Осмотрел внимательно подушку и обратил внимание, что вдоль машинного шва, на одном из углов есть явно ручная штопка. Запер дверь в комнату на шпингалет, который я установил вертикально на нижней части двери для её фиксации во время уборок. Но как запор он тоже вполне работал, всего-то и нужно было заранее просверлить отверстие в полу в нужном месте. А то начнет кто ломиться ко мне, а я такой красивый, подушки потрошу, еще скорую вызовут…

Вспорол шов, и увидел, на первый взгляд, вполне себе целый поролон. И только сняв с подушки чехол почти на треть, заметил разрез из которого и торчала иголка. А под разрезом ниша с каким-то свертком из ткани, скрепленной несколькими английскими булавками. Вот одна из них и раскрылась, пропоров подушку, стала той самой иголкой, на которую я напоролся.

Намедни, на софе Лубенцы устраивали борьбу в ожидании своей очереди к приставке, на которой в тот момент рубились я и Жмур в теннис. Видимо это и спровоцировало раскрытие булавки. Ну, хоть какое-то рациональное объяснение, а не голая мистика.

Вытащил сверток и перенёс его на стол. Подушку привел в первоначальный вид, постель застелил. Завтра надо будет проверить остальные подушки на предмет закладок.

В свёртке оказался красный картонный футляр от духов «Красная Москва». Раскрыл его сбоку и аккуратно высыпал содержимое на столешницу. Первыми на стол вывалились две медали, а может два ордена. Ха. Вроде американские. Следующим оказался увесистый сверток из пожелтевшей бумаги. Развернул и присвистнул от удивления. Десять Николаевских полуимпериалов 1897 года, номиналом в семь рублей пятьдесят копеек и предположительно весом в шесть с половиной граммов золота. Спасибо за знания с той лекции, на которую я попал при поездке в Ленинград.

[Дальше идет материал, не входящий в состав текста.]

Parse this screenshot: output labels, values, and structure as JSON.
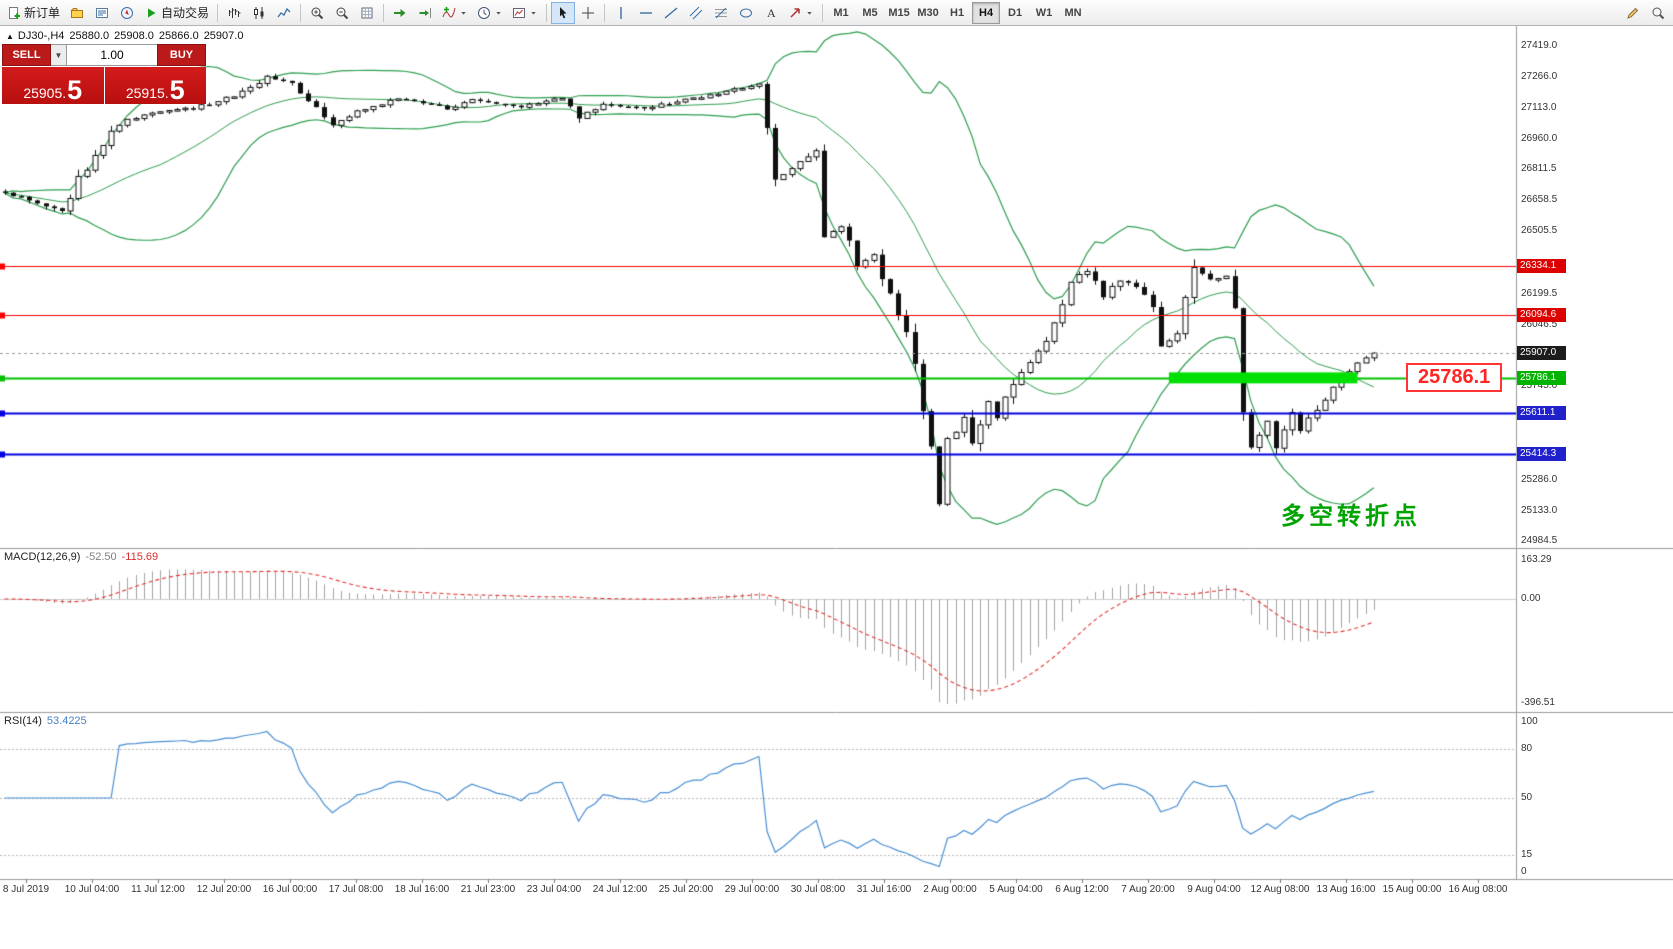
{
  "toolbar": {
    "new_order": "新订单",
    "autotrade": "自动交易",
    "timeframes": [
      "M1",
      "M5",
      "M15",
      "M30",
      "H1",
      "H4",
      "D1",
      "W1",
      "MN"
    ],
    "active_timeframe": "H4"
  },
  "chart": {
    "header": {
      "symbol_period": "DJ30-,H4",
      "open": "25880.0",
      "high": "25908.0",
      "low": "25866.0",
      "close": "25907.0"
    },
    "trade_widget": {
      "sell_label": "SELL",
      "buy_label": "BUY",
      "volume": "1.00",
      "sell_price": {
        "main": "25905.",
        "big": "5"
      },
      "buy_price": {
        "main": "25915.",
        "big": "5"
      }
    },
    "levels": [
      {
        "price": 26334.1,
        "color": "#ff0000",
        "width": 1
      },
      {
        "price": 26094.6,
        "color": "#ff0000",
        "width": 1
      },
      {
        "price": 25786.1,
        "color": "#00c000",
        "width": 2
      },
      {
        "price": 25611.1,
        "color": "#0000e0",
        "width": 2
      },
      {
        "price": 25414.3,
        "color": "#0000e0",
        "width": 2
      }
    ],
    "current_price": {
      "value": 25907.0,
      "label": "25907.0"
    },
    "highlight": {
      "price": 25786.1,
      "bar_start": 142,
      "bar_end": 165,
      "color": "#00e000",
      "thickness": 11
    },
    "callout": {
      "text": "25786.1"
    },
    "annotation": {
      "text": "多空转折点"
    },
    "price_scale": {
      "labels": [
        "27419.0",
        "27266.0",
        "27113.0",
        "26960.0",
        "26811.5",
        "26658.5",
        "26505.5",
        "26199.5",
        "26046.5",
        "25745.0",
        "25592.0",
        "25286.0",
        "25133.0",
        "24984.5"
      ],
      "tags": [
        {
          "text": "26334.1",
          "price": 26334.1,
          "color": "#dd0000"
        },
        {
          "text": "26094.6",
          "price": 26094.6,
          "color": "#dd0000"
        },
        {
          "text": "25907.0",
          "price": 25907.0,
          "color": "#1c1c1c"
        },
        {
          "text": "25786.1",
          "price": 25786.1,
          "color": "#00b400"
        },
        {
          "text": "25611.1",
          "price": 25611.1,
          "color": "#2121cc"
        },
        {
          "text": "25414.3",
          "price": 25414.3,
          "color": "#2121cc"
        }
      ]
    }
  },
  "macd": {
    "title": "MACD(12,26,9)",
    "value_main": "-52.50",
    "value_signal": "-115.69",
    "scale_labels": [
      "163.29",
      "0.00",
      "-396.51"
    ]
  },
  "rsi": {
    "title": "RSI(14)",
    "value": "53.4225",
    "scale_labels": [
      "100",
      "80",
      "50",
      "15",
      "0"
    ],
    "level_lines": [
      80,
      50,
      15
    ]
  },
  "time_axis": [
    "8 Jul 2019",
    "10 Jul 04:00",
    "11 Jul 12:00",
    "12 Jul 20:00",
    "16 Jul 00:00",
    "17 Jul 08:00",
    "18 Jul 16:00",
    "21 Jul 23:00",
    "23 Jul 04:00",
    "24 Jul 12:00",
    "25 Jul 20:00",
    "29 Jul 00:00",
    "30 Jul 08:00",
    "31 Jul 16:00",
    "2 Aug 00:00",
    "5 Aug 04:00",
    "6 Aug 12:00",
    "7 Aug 20:00",
    "9 Aug 04:00",
    "12 Aug 08:00",
    "13 Aug 16:00",
    "15 Aug 00:00",
    "16 Aug 08:00"
  ],
  "colors": {
    "band_green": "#2f9e4f",
    "candle": "#101010",
    "macd_hist": "#a4a4a4",
    "macd_signal": "#e23434",
    "rsi_line": "#4a8fd3",
    "current_dash": "#9b9b9b"
  },
  "chart_data": {
    "type": "candlestick",
    "symbol": "DJ30-",
    "timeframe": "H4",
    "current_ohlc": {
      "open": 25880.0,
      "high": 25908.0,
      "low": 25866.0,
      "close": 25907.0
    },
    "price_axis_range": [
      24960,
      27515
    ],
    "bars": 168,
    "close_anchors": [
      [
        0,
        26700
      ],
      [
        7,
        26600
      ],
      [
        9,
        26760
      ],
      [
        12,
        26930
      ],
      [
        14,
        27040
      ],
      [
        18,
        27090
      ],
      [
        23,
        27110
      ],
      [
        28,
        27170
      ],
      [
        32,
        27260
      ],
      [
        35,
        27230
      ],
      [
        38,
        27110
      ],
      [
        40,
        27030
      ],
      [
        43,
        27090
      ],
      [
        48,
        27160
      ],
      [
        54,
        27110
      ],
      [
        57,
        27150
      ],
      [
        63,
        27120
      ],
      [
        68,
        27160
      ],
      [
        70,
        27060
      ],
      [
        73,
        27130
      ],
      [
        78,
        27110
      ],
      [
        83,
        27150
      ],
      [
        88,
        27190
      ],
      [
        92,
        27230
      ],
      [
        94,
        26760
      ],
      [
        96,
        26810
      ],
      [
        99,
        26900
      ],
      [
        100,
        26480
      ],
      [
        102,
        26530
      ],
      [
        104,
        26350
      ],
      [
        106,
        26390
      ],
      [
        108,
        26180
      ],
      [
        110,
        26010
      ],
      [
        111,
        25860
      ],
      [
        113,
        25430
      ],
      [
        114,
        25170
      ],
      [
        115,
        25480
      ],
      [
        117,
        25580
      ],
      [
        118,
        25470
      ],
      [
        120,
        25690
      ],
      [
        121,
        25590
      ],
      [
        123,
        25770
      ],
      [
        125,
        25850
      ],
      [
        127,
        25960
      ],
      [
        129,
        26140
      ],
      [
        130,
        26270
      ],
      [
        132,
        26310
      ],
      [
        134,
        26190
      ],
      [
        136,
        26270
      ],
      [
        138,
        26240
      ],
      [
        140,
        26130
      ],
      [
        141,
        25940
      ],
      [
        143,
        26000
      ],
      [
        145,
        26330
      ],
      [
        147,
        26270
      ],
      [
        149,
        26290
      ],
      [
        150,
        26140
      ],
      [
        151,
        25640
      ],
      [
        152,
        25470
      ],
      [
        154,
        25560
      ],
      [
        155,
        25460
      ],
      [
        157,
        25610
      ],
      [
        158,
        25530
      ],
      [
        160,
        25640
      ],
      [
        162,
        25740
      ],
      [
        164,
        25830
      ],
      [
        166,
        25880
      ],
      [
        167,
        25907
      ]
    ],
    "indicators": {
      "bollinger": {
        "period": 20,
        "deviation": 2
      },
      "macd": {
        "fast": 12,
        "slow": 26,
        "signal": 9
      },
      "rsi": {
        "period": 14
      }
    }
  }
}
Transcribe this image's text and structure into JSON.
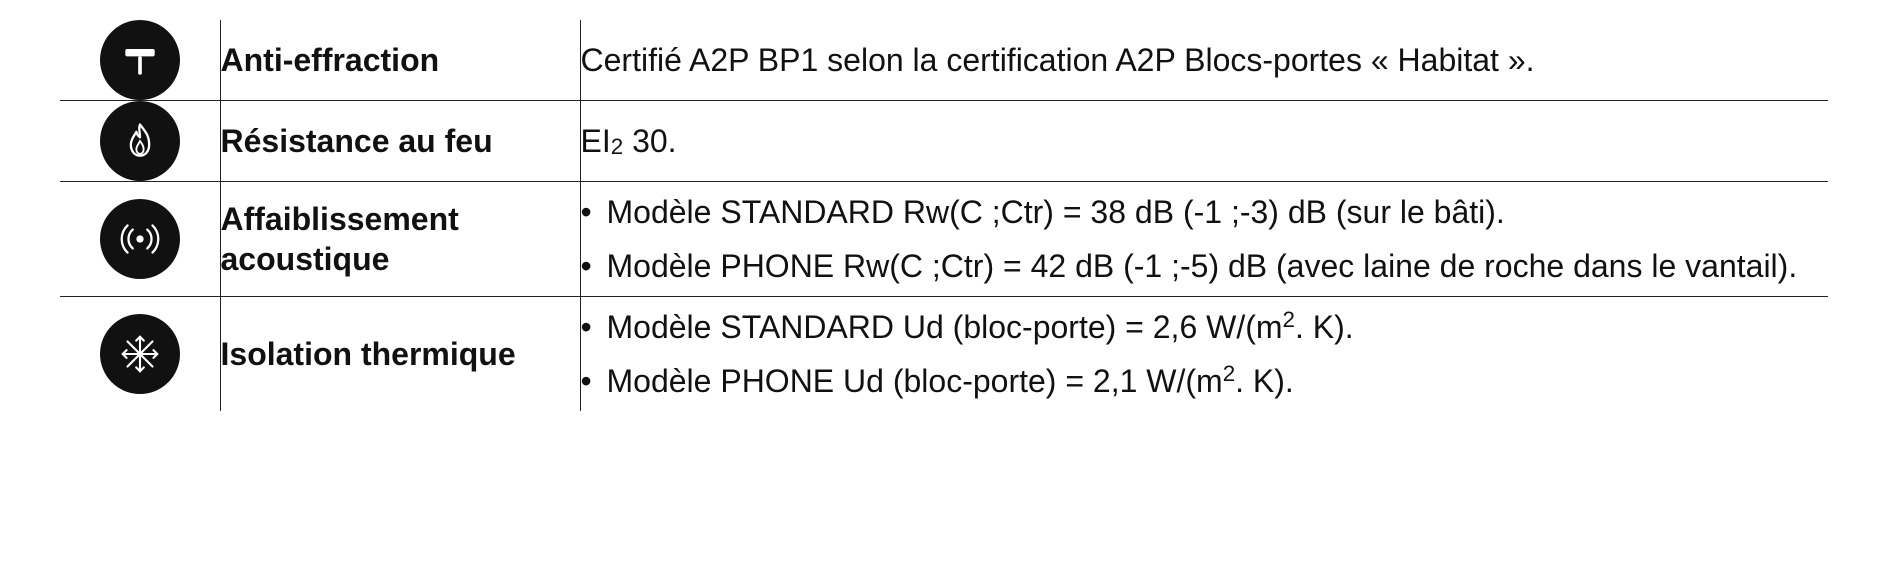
{
  "rows": [
    {
      "icon": "hammer",
      "label": "Anti-effraction",
      "value_type": "text",
      "value": "Certifié A2P BP1 selon la certification A2P Blocs-portes « Habitat »."
    },
    {
      "icon": "flame",
      "label": "Résistance au feu",
      "value_type": "html",
      "value_html": "EI<span class=\"sub2\">2</span> 30."
    },
    {
      "icon": "sound",
      "label": "Affaiblissement acoustique",
      "value_type": "bullets",
      "bullets": [
        "Modèle STANDARD Rw(C ;Ctr) = 38 dB (-1 ;-3) dB (sur le bâti).",
        "Modèle PHONE Rw(C ;Ctr) = 42 dB (-1 ;-5) dB (avec laine de roche dans le vantail)."
      ]
    },
    {
      "icon": "snowflake",
      "label": "Isolation thermique",
      "value_type": "bullets_html",
      "bullets_html": [
        "Modèle STANDARD Ud (bloc-porte) = 2,6 W/(m<span class=\"sup2\">2</span>. K).",
        "Modèle PHONE Ud (bloc-porte) = 2,1 W/(m<span class=\"sup2\">2</span>. K)."
      ]
    }
  ],
  "styles": {
    "icon_bg": "#111111",
    "icon_stroke": "#ffffff",
    "text_color": "#111111",
    "border_color": "#222222",
    "label_fontsize": 32,
    "value_fontsize": 32,
    "icon_diameter": 80
  }
}
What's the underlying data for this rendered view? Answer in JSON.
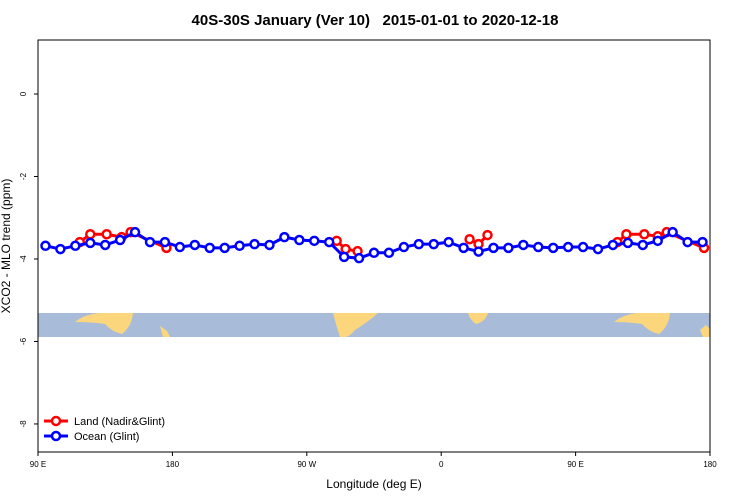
{
  "chart_data": {
    "type": "line",
    "title": "40S-30S January (Ver 10)   2015-01-01 to 2020-12-18",
    "xlabel": "Longitude (deg E)",
    "ylabel": "XCO2 - MLO trend (ppm)",
    "xlim": [
      90,
      540
    ],
    "xticks": [
      {
        "value": 90,
        "label": "90 E"
      },
      {
        "value": 180,
        "label": "180"
      },
      {
        "value": 270,
        "label": "90 W"
      },
      {
        "value": 360,
        "label": "0"
      },
      {
        "value": 450,
        "label": "90 E"
      },
      {
        "value": 540,
        "label": "180"
      }
    ],
    "ylim": [
      -8.68,
      1.31
    ],
    "yticks": [
      0,
      -2,
      -4,
      -6,
      -8
    ],
    "legend": "bottomleft",
    "series": [
      {
        "name": "Land (Nadir&Glint)",
        "color": "#ff0000",
        "x": [
          118,
          125,
          136,
          146,
          152,
          176,
          null,
          290,
          296,
          304,
          null,
          379,
          385,
          391,
          null,
          478,
          484,
          496,
          505,
          511,
          536
        ],
        "values": [
          -3.59,
          -3.4,
          -3.4,
          -3.47,
          -3.35,
          -3.73,
          null,
          -3.56,
          -3.76,
          -3.81,
          null,
          -3.52,
          -3.64,
          -3.42,
          null,
          -3.59,
          -3.4,
          -3.4,
          -3.45,
          -3.35,
          -3.73
        ]
      },
      {
        "name": "Ocean (Glint)",
        "color": "#0000ff",
        "x": [
          95,
          105,
          115,
          125,
          135,
          145,
          155,
          165,
          175,
          185,
          195,
          205,
          215,
          225,
          235,
          245,
          255,
          265,
          275,
          285,
          295,
          305,
          315,
          325,
          335,
          345,
          355,
          365,
          375,
          385,
          395,
          405,
          415,
          425,
          435,
          445,
          455,
          465,
          475,
          485,
          495,
          505,
          515,
          525,
          535
        ],
        "values": [
          -3.68,
          -3.76,
          -3.68,
          -3.61,
          -3.66,
          -3.54,
          -3.35,
          -3.59,
          -3.59,
          -3.71,
          -3.66,
          -3.73,
          -3.73,
          -3.68,
          -3.64,
          -3.66,
          -3.47,
          -3.54,
          -3.56,
          -3.59,
          -3.95,
          -3.98,
          -3.85,
          -3.85,
          -3.71,
          -3.64,
          -3.64,
          -3.59,
          -3.73,
          -3.82,
          -3.73,
          -3.73,
          -3.66,
          -3.71,
          -3.73,
          -3.71,
          -3.71,
          -3.76,
          -3.66,
          -3.61,
          -3.66,
          -3.56,
          -3.35,
          -3.59,
          -3.59
        ]
      }
    ]
  }
}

Последними из коробочки выпали лёгкий бумажный свёрток и бархатный мешочек чёрного цвета. Осторожно надорвал сверток, в котором обнаружилось что-то, похожее на купюры свернутые много раз. Аккуратно их развернул и обалдел. Четыре тысячных долларовых купюр 1934 года с президентом Кливлендом. Именно такие я видел в музее денег в Женеве. Мне тогда еще запомнилось, что эти купюры и в 21 веке действительны и ими можно рассчитываться, хотя из-за редкости и стоят намного больше своего номинала.

В бархатном мешочке оказались брюлики. С виду — ограненные бриллианты. Каждый камень где-то в половину карата или меньше. Насчитал одиннадцать камушков. Странное число, перепроверил мешочек и пересчитал заново, всё равно одиннадцать. Если брать цены покинутого мной 2021го года, здесь что-то около пятидесяти тысяч евро. Прилично, однако. Хотя из меня очень фиговый ювелир, с тем же успехом это может быть простое стекло или горный хрусталь.

Полюбовавшись блеском камней, убрал их в мешочек, а то, не дай бог, на пол просыплю и всё, труба дело, фиг потом найдёшь. Вернулся к медалям. Бронзовый кругляш с китайской джонкой на аверсе и птичка на якоре на реверсе. Крепится колечком к ленточке золотого цвета с двумя красными полосками. На аверсе, так же присутствует надпись — China Service.[50] Ну, с этой понятно, за службу в Китае. Вторая медаль, бронзовый крест с пропеллером, явно что-то авиационное.[51]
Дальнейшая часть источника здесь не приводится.